Marketing Plans: Dust Collector or Useful Tools?

  • September 30, 2013
  • Fran Stephenson
  • 4 min read

Last week, I facilitated a session by the same name at the Texas Travel Industry Summit in Corpus Christi.  It was a “shirtsleeves” session designed to help travel professionals talk about their successes and challenges and draw sessionphoto1from the collective group to find solutions or ideas they could take back to their organizations.

Our panel of experts included Beth West of Meredith Corporation, Daryl Whitworth of Madden Media and Shanna Smith of the San Antonio Convention and Visitors Bureau.  Each panelist brought a different point of view and had past experience creating marketing plans for different types of travel organizations or clients.  Prior to our session, the team curated a list of resources for travel organizations on building marketing plans. You can see the list here: http://bit.ly/mktplansrock.
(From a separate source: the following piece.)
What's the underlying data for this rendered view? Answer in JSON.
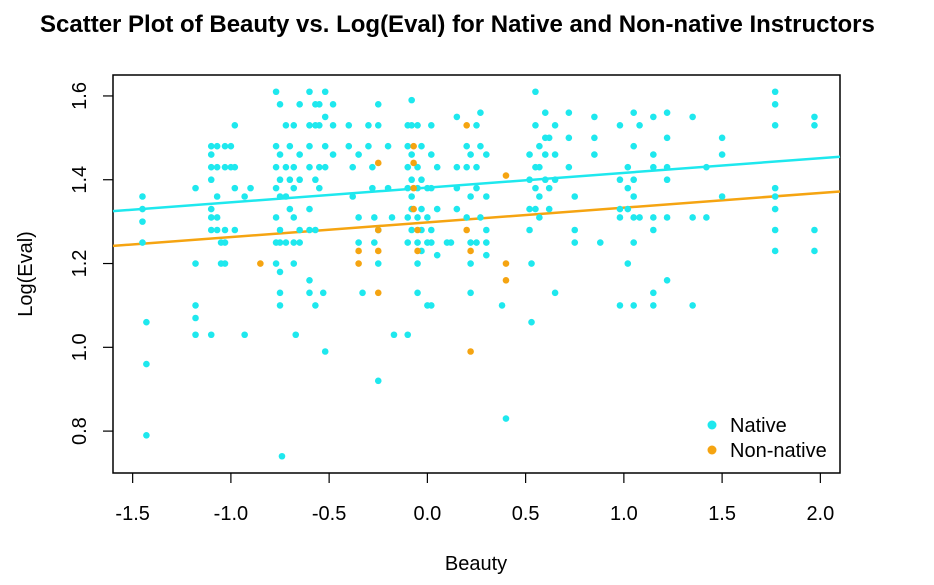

Here are some of the best practices we discussed.

Make your Plan Relevant

It’s a key challenge to make sure your plan is relevant to your current marketing challenges and the audiences you are trying to reach. To be relevant, your plan should include a variety of disciplines including public relations, social media, advertising, sales and stakeholder outreach.

Give Your Plan Context

This is the starting point for a marketing plan.  It should include your mission and vision or statement of purpose as well as an assessment of where you are. That might be a SWOT Analysis or assessment of how last years’ plan turned out.  This sets the stage for your new ideas to follow in terms of creating goals and objectives.

Do Some Research

Before writing next years’ plan, reflect on what happened this year.  Which stakeholder groups are up or down? Which events had better attendance? Can you attribute success to a particular channel or campaign? What happened in similar destinations? What research findings from US Travel Association and TTIA are relevant to your plan? This should form an entire section in the early part of the plan.

Create a Timeline

Many travel organizations traditionally plan one year out.  While some use a calendar year, others are forced into a fiscal calendar which begins in October and spans one year.  Rapid changes in technology make this timeline challenging. Many tech companies only plan one quarter at a time. Since that’s not an option with travel organizations, the timeline is tough.

Build Flexibility Into Your Plan

Having a plan with flexibility is one way a travel organization can beat the timeline crunch.  One destination manager shared her agreement with a governing board which allows for discretionary spending on a percentage of the annual budget.

Integrate Your Plan

Media Spending is NOT a marketing plan.  Media spending should be PART of your marketing plan.  Integrating all the functions of your marketing team makes your plan richer and sets up your organization for success.  It also minimizes the possibility of missing a consumer touchpoint, too.

Have a Contingency

Contingencies are a great way to leverage a last minute opportunity.  They are also necessary for travel organizations in the event of a disaster.  Most travel organizations have a small spending contingency, we had no consensus as to what that level should be.

Engage Your Partners

Destinations have specific partners which they must engage for a successful marketing plan.  One new destination group shared that they have a day-long  workshop with their hotels and attractions to talk about the successes and challenges of the year and begin planning for the next year. This early buy-in from their partners guarantees that everyone is happy with the final result.

Be Visible to Your Stakeholders

One destination at the session shared that they meet with their stakeholders monthly to take a pulse on attendance and revenue. This goes a long way to informing the key elements of next years’ plan.

Incorporating one or more of these themes into your next marketing plan should take your travel organizations’ marketing plan from dust collector to useful tool.  Do you have best practices in your travel organizations’ marketing plan that you can share?